The lead from Wall Street is soft as the major averages shook off early support on Friday, quickly heading south and staying in the red throughout the day.
The Dow tumbled 143.23 points or 0.42 percent to finish at 33,886.47, while the NASDAQ sank 42.83 points or 0.35 percent to close at 12,123.47 and the S&P 500 fell 8.58 points or 0.21 percent to end at 4,137.64. For the week, the Dow jumped 1.2 percent, the S&P 500 added 0.8 percent and the NASAQ rose 0.3 percent.
The weakness that emerged on Wall Street coincided with the release of a report from the University of Michigan showing a jump in inflation expectations in the month of April.
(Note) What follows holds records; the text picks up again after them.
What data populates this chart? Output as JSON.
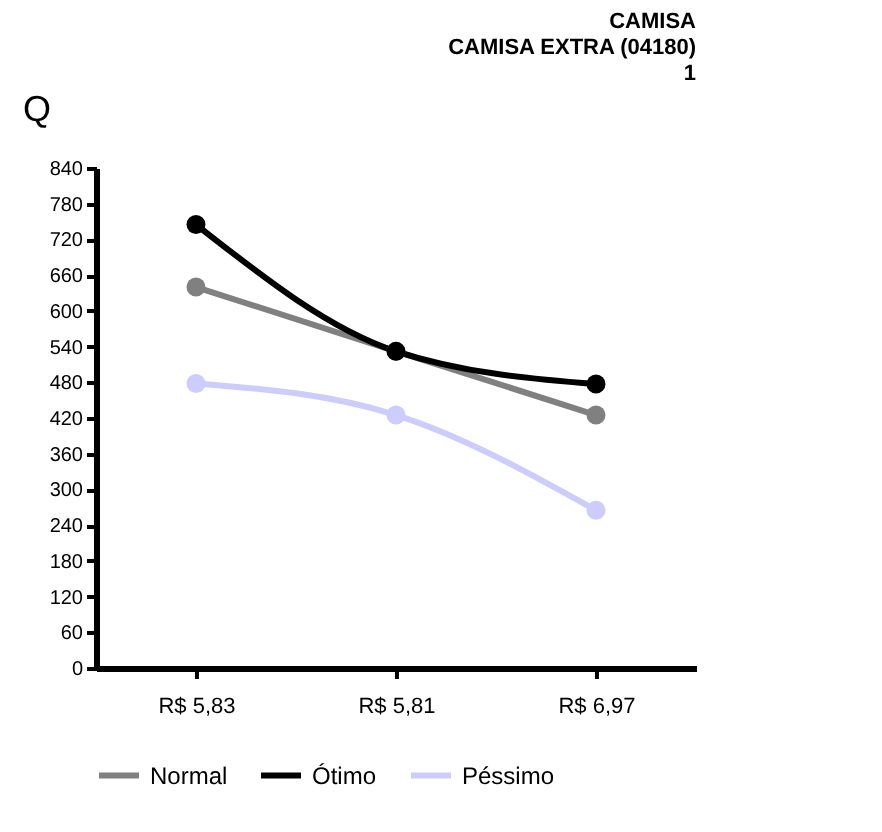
{
  "chart_data": {
    "type": "line",
    "title": [
      "CAMISA",
      "CAMISA EXTRA (04180)",
      "1"
    ],
    "ylabel": "Q",
    "categories": [
      "R$ 5,83",
      "R$ 5,81",
      "R$ 6,97"
    ],
    "series": [
      {
        "name": "Normal",
        "color": "#808080",
        "values": [
          640,
          532,
          425
        ]
      },
      {
        "name": "Ótimo",
        "color": "#000000",
        "values": [
          745,
          532,
          477
        ]
      },
      {
        "name": "Péssimo",
        "color": "#ccccff",
        "values": [
          478,
          425,
          265
        ]
      }
    ],
    "ylim": [
      0,
      840
    ],
    "yticks": [
      0,
      60,
      120,
      180,
      240,
      300,
      360,
      420,
      480,
      540,
      600,
      660,
      720,
      780,
      840
    ],
    "grid": false,
    "legend": "bottom",
    "marker": "circle",
    "line_style": "solid"
  }
}
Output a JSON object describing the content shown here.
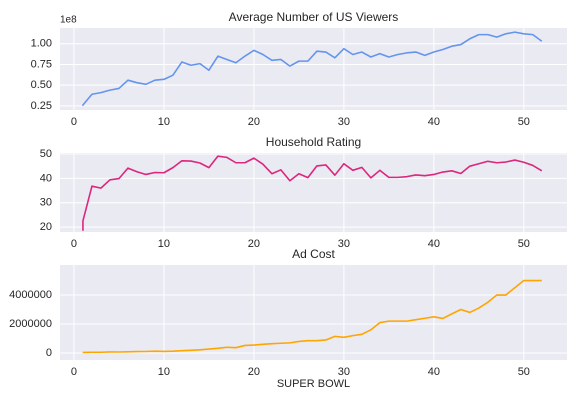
{
  "chart_data": [
    {
      "type": "line",
      "title": "Average Number of US Viewers",
      "y_offset_label": "1e8",
      "x": [
        1,
        1,
        2,
        3,
        4,
        5,
        6,
        7,
        8,
        9,
        10,
        11,
        12,
        13,
        14,
        15,
        16,
        17,
        18,
        19,
        20,
        21,
        22,
        23,
        24,
        25,
        26,
        27,
        28,
        29,
        30,
        31,
        32,
        33,
        34,
        35,
        36,
        37,
        38,
        39,
        40,
        41,
        42,
        43,
        44,
        45,
        46,
        47,
        48,
        49,
        50,
        51,
        52
      ],
      "series": [
        {
          "color": "#6495ed",
          "values": [
            0.25,
            0.26,
            0.39,
            0.41,
            0.44,
            0.46,
            0.56,
            0.53,
            0.51,
            0.56,
            0.57,
            0.62,
            0.78,
            0.74,
            0.76,
            0.68,
            0.85,
            0.81,
            0.77,
            0.85,
            0.92,
            0.87,
            0.8,
            0.81,
            0.73,
            0.79,
            0.79,
            0.91,
            0.9,
            0.83,
            0.94,
            0.87,
            0.9,
            0.84,
            0.88,
            0.84,
            0.87,
            0.89,
            0.9,
            0.86,
            0.9,
            0.93,
            0.97,
            0.99,
            1.06,
            1.11,
            1.11,
            1.08,
            1.12,
            1.14,
            1.12,
            1.11,
            1.03
          ]
        }
      ],
      "xlim": [
        -1.55,
        54.8
      ],
      "xticks": [
        0,
        10,
        20,
        30,
        40,
        50
      ],
      "ylim": [
        0.2,
        1.19
      ],
      "yticks": [
        {
          "value": 0.25,
          "label": "0.25"
        },
        {
          "value": 0.5,
          "label": "0.50"
        },
        {
          "value": 0.75,
          "label": "0.75"
        },
        {
          "value": 1.0,
          "label": "1.00"
        }
      ],
      "grid": true
    },
    {
      "type": "line",
      "title": "Household Rating",
      "x": [
        1,
        1,
        2,
        3,
        4,
        5,
        6,
        7,
        8,
        9,
        10,
        11,
        12,
        13,
        14,
        15,
        16,
        17,
        18,
        19,
        20,
        21,
        22,
        23,
        24,
        25,
        26,
        27,
        28,
        29,
        30,
        31,
        32,
        33,
        34,
        35,
        36,
        37,
        38,
        39,
        40,
        41,
        42,
        43,
        44,
        45,
        46,
        47,
        48,
        49,
        50,
        51,
        52
      ],
      "series": [
        {
          "color": "#dc267f",
          "values": [
            18.5,
            22.6,
            36.8,
            36.0,
            39.4,
            39.9,
            44.2,
            42.7,
            41.6,
            42.4,
            42.3,
            44.4,
            47.2,
            47.1,
            46.3,
            44.4,
            49.1,
            48.6,
            46.4,
            46.4,
            48.3,
            45.8,
            41.9,
            43.5,
            39.0,
            41.9,
            40.3,
            45.1,
            45.5,
            41.3,
            46.0,
            43.3,
            44.5,
            40.2,
            43.3,
            40.4,
            40.4,
            40.7,
            41.4,
            41.1,
            41.6,
            42.6,
            43.1,
            42.0,
            45.0,
            46.0,
            47.0,
            46.4,
            46.7,
            47.5,
            46.6,
            45.3,
            43.1
          ]
        }
      ],
      "xlim": [
        -1.55,
        54.8
      ],
      "xticks": [
        0,
        10,
        20,
        30,
        40,
        50
      ],
      "ylim": [
        18,
        50.4
      ],
      "yticks": [
        20,
        30,
        40,
        50
      ],
      "grid": true
    },
    {
      "type": "line",
      "title": "Ad Cost",
      "xlabel": "SUPER BOWL",
      "x": [
        1,
        1,
        2,
        3,
        4,
        5,
        6,
        7,
        8,
        9,
        10,
        11,
        12,
        13,
        14,
        15,
        16,
        17,
        18,
        19,
        20,
        21,
        22,
        23,
        24,
        25,
        26,
        27,
        28,
        29,
        30,
        31,
        32,
        33,
        34,
        35,
        36,
        37,
        38,
        39,
        40,
        41,
        42,
        43,
        44,
        45,
        46,
        47,
        48,
        49,
        50,
        51,
        52
      ],
      "series": [
        {
          "color": "#ffa500",
          "values": [
            37500,
            42500,
            54500,
            55000,
            78200,
            72400,
            86100,
            103500,
            107000,
            125000,
            110000,
            125000,
            162000,
            185000,
            222000,
            275000,
            324300,
            400000,
            368200,
            525000,
            550000,
            600000,
            645000,
            675000,
            700400,
            800000,
            850000,
            850000,
            900000,
            1150000,
            1085000,
            1200000,
            1291100,
            1600000,
            2100000,
            2200000,
            2200000,
            2200000,
            2302200,
            2400000,
            2500000,
            2385365,
            2699963,
            3000000,
            2800000,
            3100000,
            3500000,
            4000000,
            4000000,
            4500000,
            5000000,
            5000000,
            5000000
          ]
        }
      ],
      "xlim": [
        -1.55,
        54.8
      ],
      "xticks": [
        0,
        10,
        20,
        30,
        40,
        50
      ],
      "ylim": [
        -480000,
        6070000
      ],
      "yticks": [
        0,
        2000000,
        4000000
      ],
      "grid": true
    }
  ]
}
In economic news, the Commerce Department said retail sales fell more than expected in March, while the Federal Reserve said U.S. industrial production increased more than expected in March, although the increase was largely due to a spike in utilities output.
Crude oil futures settled modestly higher Friday, lifted by the International Energy Agency's forecast that global crude demand will grow to a record 101.9 million barrels per day this year. West Texas Intermediate Crude oil futures for May rose $0.36 or 0.4 percent at $82.52 a barrel.
Closer to home, Singapore will provide March numbers for non-oil domestic exports later this morning, with forecasts suggesting am increase of 1.7 percent on month and a decline of 20.8 percent on year. In February, NODX was down 8.0 percent on month and 15.6 percent on year, for a trade surplus of SGD6.708 billion.